Terminalia Arjuna Reduces Cardiac Hypertrophy
TL:DR cardio protective herbal compound that improves cholesterol, triglycerides, lowers blood pressure, and reduces cardiac hypertrophy.
Terminalia arjuna follows a similar theme to past herbal compounds reviewed such as triphala and artemisia iwayomogi. I’m personally very interested in these compounds, primarily for cycle support. In this case, arjuna is a tree bark, and it most certainly can’t be patented, meaning not much money invested in its review and not much interest from researchers. It has been used for thousands of years, however, as a milk decoction for treatment heart disease, or topically as a powder for treatment of wounds.
Studies 1 through 5 indicate its cardioprotective nature, while 6-7 show improvements to cardiac health through decrease in size and lowering blood pressure.
Study 1: In rats, arjuna prevents oxidative stress associated with lack of oxygen (and its subsequent return). A similar finding was found in rabbits, and it was replicated through different methods in rats two more times (1, 2).
Study 2: Cardioprotective against induced DNA damage
Study 3: Cardioprotective against induced cardiotoxicity
Study 4: Cardioprotective against chronic adrenal stimulation
Researchers speculate its effective by maintaining / improving antioxidant activity and inhibiting LPO and cytokine levels.
Study 5: Animal testing indicates that arjuna lowers cholesterol and triglyceride levels
Study 6: 30 patients took 500mg and significantly reduced systolic blood pressure, cortisol and cholesterol (Dwivedi et al, 1989)
Study 7: 12 patients with chronic heart failure were administered 500mg every 8 hours for 2 weeks. There was a decrease in cardiac size. Long term, patients had improvement in symptoms and quality of life.
An additional study is available here where it was paired with ashwagandha. Because of the pairing, it makes the results difficult to interpret.
Nausea, gastritis, headache, bodyache, constipation and insomnia were reported but considered to be mild. There was no liver, kidney or other metabolic toxicity reported, even after 24 months of administration. However, large doses can reduce the amount of thyroid hormone and increase some liver values, indicating that it may be hepatoxic and induce hypothyroidism. The dose would have to be extremely high: 2000mg/kg did not produce any kind of toxicity in animals.
500mg every 8 hours in humans is a common dose without significant adverse effects, and is likely sufficient for our use, going as high as 1500mg (500mg every 8 hours) if cardiac hypertrophy is a known issue.

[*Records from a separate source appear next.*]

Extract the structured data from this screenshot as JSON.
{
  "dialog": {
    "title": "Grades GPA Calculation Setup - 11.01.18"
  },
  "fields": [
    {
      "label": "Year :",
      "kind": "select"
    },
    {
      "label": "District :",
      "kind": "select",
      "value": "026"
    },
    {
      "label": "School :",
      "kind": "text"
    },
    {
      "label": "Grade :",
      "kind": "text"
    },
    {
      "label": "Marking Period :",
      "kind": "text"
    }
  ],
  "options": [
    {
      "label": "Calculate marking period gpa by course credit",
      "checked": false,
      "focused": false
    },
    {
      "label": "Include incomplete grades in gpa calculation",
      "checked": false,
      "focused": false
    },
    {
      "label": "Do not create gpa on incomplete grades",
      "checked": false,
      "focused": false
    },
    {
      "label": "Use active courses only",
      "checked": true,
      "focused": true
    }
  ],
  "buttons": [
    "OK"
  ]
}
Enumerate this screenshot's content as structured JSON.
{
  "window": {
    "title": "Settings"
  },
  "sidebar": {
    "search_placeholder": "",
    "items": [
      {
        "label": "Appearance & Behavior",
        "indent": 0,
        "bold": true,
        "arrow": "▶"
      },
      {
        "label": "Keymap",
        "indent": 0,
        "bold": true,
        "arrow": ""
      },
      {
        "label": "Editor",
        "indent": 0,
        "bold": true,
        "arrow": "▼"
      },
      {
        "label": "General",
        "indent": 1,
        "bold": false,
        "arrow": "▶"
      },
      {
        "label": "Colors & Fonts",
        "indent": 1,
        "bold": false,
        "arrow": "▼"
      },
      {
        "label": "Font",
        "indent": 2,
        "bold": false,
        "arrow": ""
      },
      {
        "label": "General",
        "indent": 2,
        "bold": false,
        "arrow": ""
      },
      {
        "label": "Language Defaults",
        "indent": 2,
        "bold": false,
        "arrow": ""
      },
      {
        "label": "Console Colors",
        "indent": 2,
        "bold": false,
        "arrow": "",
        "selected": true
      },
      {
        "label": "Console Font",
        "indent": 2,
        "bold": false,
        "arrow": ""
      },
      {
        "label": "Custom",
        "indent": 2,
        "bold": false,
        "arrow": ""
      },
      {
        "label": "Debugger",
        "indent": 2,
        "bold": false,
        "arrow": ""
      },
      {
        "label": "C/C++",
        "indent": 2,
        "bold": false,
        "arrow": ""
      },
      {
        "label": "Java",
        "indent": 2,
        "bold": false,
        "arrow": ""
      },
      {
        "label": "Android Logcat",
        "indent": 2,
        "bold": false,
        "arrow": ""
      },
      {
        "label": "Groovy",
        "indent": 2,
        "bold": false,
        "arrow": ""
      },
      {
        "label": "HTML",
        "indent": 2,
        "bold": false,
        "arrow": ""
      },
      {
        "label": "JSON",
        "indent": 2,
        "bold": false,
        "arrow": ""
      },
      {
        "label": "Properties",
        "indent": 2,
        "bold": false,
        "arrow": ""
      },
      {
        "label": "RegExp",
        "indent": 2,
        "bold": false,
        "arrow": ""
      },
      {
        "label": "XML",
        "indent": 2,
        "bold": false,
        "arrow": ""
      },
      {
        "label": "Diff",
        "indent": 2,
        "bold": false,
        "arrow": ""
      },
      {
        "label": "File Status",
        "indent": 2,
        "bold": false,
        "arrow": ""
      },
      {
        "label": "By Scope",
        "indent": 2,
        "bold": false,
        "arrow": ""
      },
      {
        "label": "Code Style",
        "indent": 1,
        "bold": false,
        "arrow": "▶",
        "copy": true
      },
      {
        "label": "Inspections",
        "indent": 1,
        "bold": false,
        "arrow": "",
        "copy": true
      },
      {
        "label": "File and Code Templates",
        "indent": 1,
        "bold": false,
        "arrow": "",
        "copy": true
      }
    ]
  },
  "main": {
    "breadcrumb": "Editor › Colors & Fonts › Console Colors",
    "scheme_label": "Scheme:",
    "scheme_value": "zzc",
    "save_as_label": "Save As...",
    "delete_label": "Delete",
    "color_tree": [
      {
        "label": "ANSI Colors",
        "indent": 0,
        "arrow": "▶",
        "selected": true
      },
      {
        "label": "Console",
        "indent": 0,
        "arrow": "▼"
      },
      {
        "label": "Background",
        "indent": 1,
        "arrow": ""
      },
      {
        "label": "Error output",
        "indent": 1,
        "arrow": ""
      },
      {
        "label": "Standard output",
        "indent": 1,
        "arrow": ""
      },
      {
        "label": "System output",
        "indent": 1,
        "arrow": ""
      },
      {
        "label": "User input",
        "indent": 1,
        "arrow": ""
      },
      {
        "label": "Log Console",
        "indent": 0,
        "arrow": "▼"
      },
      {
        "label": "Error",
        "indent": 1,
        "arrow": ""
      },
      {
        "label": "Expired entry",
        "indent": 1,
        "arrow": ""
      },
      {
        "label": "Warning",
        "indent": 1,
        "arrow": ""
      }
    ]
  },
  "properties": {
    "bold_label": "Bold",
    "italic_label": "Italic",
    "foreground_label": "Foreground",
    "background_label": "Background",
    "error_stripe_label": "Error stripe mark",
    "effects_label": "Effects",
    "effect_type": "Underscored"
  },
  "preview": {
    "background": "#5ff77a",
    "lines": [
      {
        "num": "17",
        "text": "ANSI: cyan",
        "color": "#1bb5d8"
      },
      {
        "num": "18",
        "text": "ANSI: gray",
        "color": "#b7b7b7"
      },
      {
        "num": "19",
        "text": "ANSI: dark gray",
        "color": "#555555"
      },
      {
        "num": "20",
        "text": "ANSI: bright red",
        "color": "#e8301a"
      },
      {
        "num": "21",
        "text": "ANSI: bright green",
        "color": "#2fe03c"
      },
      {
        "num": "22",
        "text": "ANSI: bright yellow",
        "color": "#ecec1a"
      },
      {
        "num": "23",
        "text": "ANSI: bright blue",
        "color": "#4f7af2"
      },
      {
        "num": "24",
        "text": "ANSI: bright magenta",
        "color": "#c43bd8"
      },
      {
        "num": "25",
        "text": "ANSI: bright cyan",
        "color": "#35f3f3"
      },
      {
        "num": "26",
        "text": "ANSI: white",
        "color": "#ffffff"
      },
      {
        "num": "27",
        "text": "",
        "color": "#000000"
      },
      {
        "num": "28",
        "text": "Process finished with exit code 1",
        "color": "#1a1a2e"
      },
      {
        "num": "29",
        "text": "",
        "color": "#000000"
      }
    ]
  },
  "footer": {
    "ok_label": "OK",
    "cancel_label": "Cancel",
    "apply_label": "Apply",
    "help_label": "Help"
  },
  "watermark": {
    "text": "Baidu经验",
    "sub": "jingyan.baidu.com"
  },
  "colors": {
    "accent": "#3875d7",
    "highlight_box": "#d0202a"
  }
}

I’ve looked at a very narrow use for arjuna, and in which I am concluding that it is useful in lowering systolic blood pressure and helps in regards to left ventricular hypertrophy. Therefore, I can see a role for it as an on cycle cardiac protective compound.
That said, we’re early in evaluating this compound, there’s not that many human trials, and really no anecdotal experiences (in our brommunity) that we can learn from, at least not yet. On the plus side, it’s not that expensive and it’s reasonably easy to find. I don’t think this has as wide an application triphala, for example, but I can certainly see myself including this on aas cycles where cardiac hypertrophy is a concern.